Written by: Chris Dinesen Rogers

Last Updated on April 12, 2024 by Dogster Team

red cockapoo standing in the grass

Are Cockapoos Smart? Facts & Breed Intelligence Explained

We all like to think our dogs are the smartest canines in the world. Many pets will act submissive or neutral toward people. However, selective breeding has encouraged specific traits in the various breeds, often based on the job they do. Intelligence typically follows, especially with pups tasked with more complex duties, like herding.

Cockapoos are a different story. They are an example of the so-called designer breeds. Enthusiasts bred the American Cocker Spaniel and Poodle, usually the miniature variety, to get the resulting dog. Its breeding stock includes intelligent animals.
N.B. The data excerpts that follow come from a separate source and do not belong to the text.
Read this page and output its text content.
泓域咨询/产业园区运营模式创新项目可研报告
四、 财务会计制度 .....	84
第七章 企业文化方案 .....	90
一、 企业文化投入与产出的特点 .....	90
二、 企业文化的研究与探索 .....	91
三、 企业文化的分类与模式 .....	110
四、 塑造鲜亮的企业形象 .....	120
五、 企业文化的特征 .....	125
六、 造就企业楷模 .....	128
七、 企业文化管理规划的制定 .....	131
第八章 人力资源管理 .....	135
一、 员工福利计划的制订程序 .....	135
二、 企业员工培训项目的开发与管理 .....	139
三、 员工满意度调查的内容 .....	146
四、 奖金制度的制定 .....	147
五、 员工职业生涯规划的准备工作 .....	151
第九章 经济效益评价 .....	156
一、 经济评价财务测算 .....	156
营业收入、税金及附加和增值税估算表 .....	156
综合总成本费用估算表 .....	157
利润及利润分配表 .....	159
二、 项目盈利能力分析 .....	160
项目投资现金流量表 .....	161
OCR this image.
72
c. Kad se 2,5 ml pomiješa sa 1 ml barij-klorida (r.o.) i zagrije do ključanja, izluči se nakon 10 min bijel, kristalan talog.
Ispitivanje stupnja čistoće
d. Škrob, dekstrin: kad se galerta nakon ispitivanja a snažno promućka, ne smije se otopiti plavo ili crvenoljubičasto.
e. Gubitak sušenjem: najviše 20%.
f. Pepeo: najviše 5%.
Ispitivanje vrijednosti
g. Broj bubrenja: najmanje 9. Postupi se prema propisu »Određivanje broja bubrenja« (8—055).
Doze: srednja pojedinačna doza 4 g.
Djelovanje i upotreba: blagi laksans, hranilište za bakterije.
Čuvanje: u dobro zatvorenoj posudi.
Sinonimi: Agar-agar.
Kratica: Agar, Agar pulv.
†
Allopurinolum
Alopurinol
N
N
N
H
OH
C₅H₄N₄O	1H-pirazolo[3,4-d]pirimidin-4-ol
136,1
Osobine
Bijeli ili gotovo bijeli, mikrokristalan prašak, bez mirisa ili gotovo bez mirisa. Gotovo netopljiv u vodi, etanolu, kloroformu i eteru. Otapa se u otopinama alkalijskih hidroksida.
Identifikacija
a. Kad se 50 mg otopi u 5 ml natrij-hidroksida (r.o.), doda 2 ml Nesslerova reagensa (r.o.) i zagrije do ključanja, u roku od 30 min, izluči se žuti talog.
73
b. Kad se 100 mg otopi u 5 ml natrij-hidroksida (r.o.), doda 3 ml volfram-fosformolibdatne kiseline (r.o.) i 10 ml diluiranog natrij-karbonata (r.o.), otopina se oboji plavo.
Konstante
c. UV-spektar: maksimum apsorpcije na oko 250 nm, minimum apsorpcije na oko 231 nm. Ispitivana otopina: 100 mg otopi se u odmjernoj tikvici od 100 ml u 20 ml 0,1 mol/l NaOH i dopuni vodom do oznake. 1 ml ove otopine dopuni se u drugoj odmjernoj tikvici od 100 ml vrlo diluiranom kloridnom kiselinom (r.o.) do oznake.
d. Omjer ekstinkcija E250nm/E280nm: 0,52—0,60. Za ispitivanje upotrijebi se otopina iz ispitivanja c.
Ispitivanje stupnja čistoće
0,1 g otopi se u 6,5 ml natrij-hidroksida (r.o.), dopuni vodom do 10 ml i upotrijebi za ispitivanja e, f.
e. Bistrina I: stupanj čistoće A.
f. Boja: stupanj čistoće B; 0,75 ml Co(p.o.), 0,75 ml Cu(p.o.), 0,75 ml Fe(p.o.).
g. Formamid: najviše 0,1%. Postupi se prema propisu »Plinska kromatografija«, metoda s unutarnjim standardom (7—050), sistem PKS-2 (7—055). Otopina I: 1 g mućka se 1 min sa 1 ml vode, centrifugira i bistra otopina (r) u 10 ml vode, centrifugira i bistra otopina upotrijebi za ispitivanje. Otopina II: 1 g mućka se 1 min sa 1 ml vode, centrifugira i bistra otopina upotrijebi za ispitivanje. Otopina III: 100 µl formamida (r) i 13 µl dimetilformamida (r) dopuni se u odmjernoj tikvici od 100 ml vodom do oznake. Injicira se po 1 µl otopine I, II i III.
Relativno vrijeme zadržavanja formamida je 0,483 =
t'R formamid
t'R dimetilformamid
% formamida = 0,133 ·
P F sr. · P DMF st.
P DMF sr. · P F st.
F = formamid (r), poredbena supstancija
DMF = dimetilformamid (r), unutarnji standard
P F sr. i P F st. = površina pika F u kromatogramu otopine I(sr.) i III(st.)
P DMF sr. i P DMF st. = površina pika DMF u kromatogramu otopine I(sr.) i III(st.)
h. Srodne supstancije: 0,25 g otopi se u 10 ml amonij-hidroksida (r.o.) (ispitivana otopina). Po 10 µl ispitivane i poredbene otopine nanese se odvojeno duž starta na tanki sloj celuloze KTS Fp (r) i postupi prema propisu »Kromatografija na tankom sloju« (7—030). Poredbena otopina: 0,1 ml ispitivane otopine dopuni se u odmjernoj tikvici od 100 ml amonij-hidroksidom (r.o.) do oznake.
Does that mean that Cockapoos are smart? Cockapoos are smart to some degree, with some mitigating factors that can influence the outcome.


History of the Cockapoo

The Cockapoo is a relatively new dog. Enthusiasts began selectively breeding the parent stock in the 1960s1. It is not recognized as a breed by the Fédération Cynologique Internationale (FCI), United Kennel Club (UKC), or the American Kennel Club (AKC). It’s not even under active consideration under the latter’s Foundation Stock Service Program (FSS), the pathway toward “official” status.

However, several canine hybrid organizations2 recognize it, including the Designer Dogs Kennel Club and International Designer Canine Registry. The dog also has two national clubs, the Cockapoo Club of America and the American Cockapoo Club3. These facts are significant because they form the basis of the typical traits of a Cockapoo, such as its intelligence. Let’s delve further into its breeding stock.

Asian woman grooming puppy cockapoo dog
Image By: MT.PHOTOSTOCK, Shutterstock


The Poodle is a relatively old breed, with its history going back over 400 years in Germany. The dog was called the Pudelhund, meaning water dog. This pup was initially bred as a hunting companion for waterfowl. It’s a role it still serves today for both flushing and retrieving game. That speaks to this breed’s intelligence. According to author Dr. Stanley Coren, it is the second most intelligent breed.

The Poodle is easy to train and eager to please. This pup has the energy and the playfulness to boot. This dog is so smart that providing adequate mental stimulation is a must-do to keep it physically and mentally healthy. Interestingly, AKC classifies the breed in the Non-Sporting Group. However, breeders can enter their dogs in the organization’s hunting tests.

Cocker Spaniel

The Cocker Spaniel is another old breed with a history going back hundreds of years, presumably to Spain. It also started life as a bird dog. Only its quarry was the woodcock. The Cocker Spaniel split into two separate breeds in the 1940s, with the American and the English varieties. The English Cocker Spaniel is still a hunting companion because of its larger size.

However, both are part of AKC’s Sporting Group and participate in competitive events, such as fieldwork and agility. This breed is intelligent, as one would expect with a hunting dog. However, the Poodle has the edge, perhaps because it still is tested mentally in the field and show rings.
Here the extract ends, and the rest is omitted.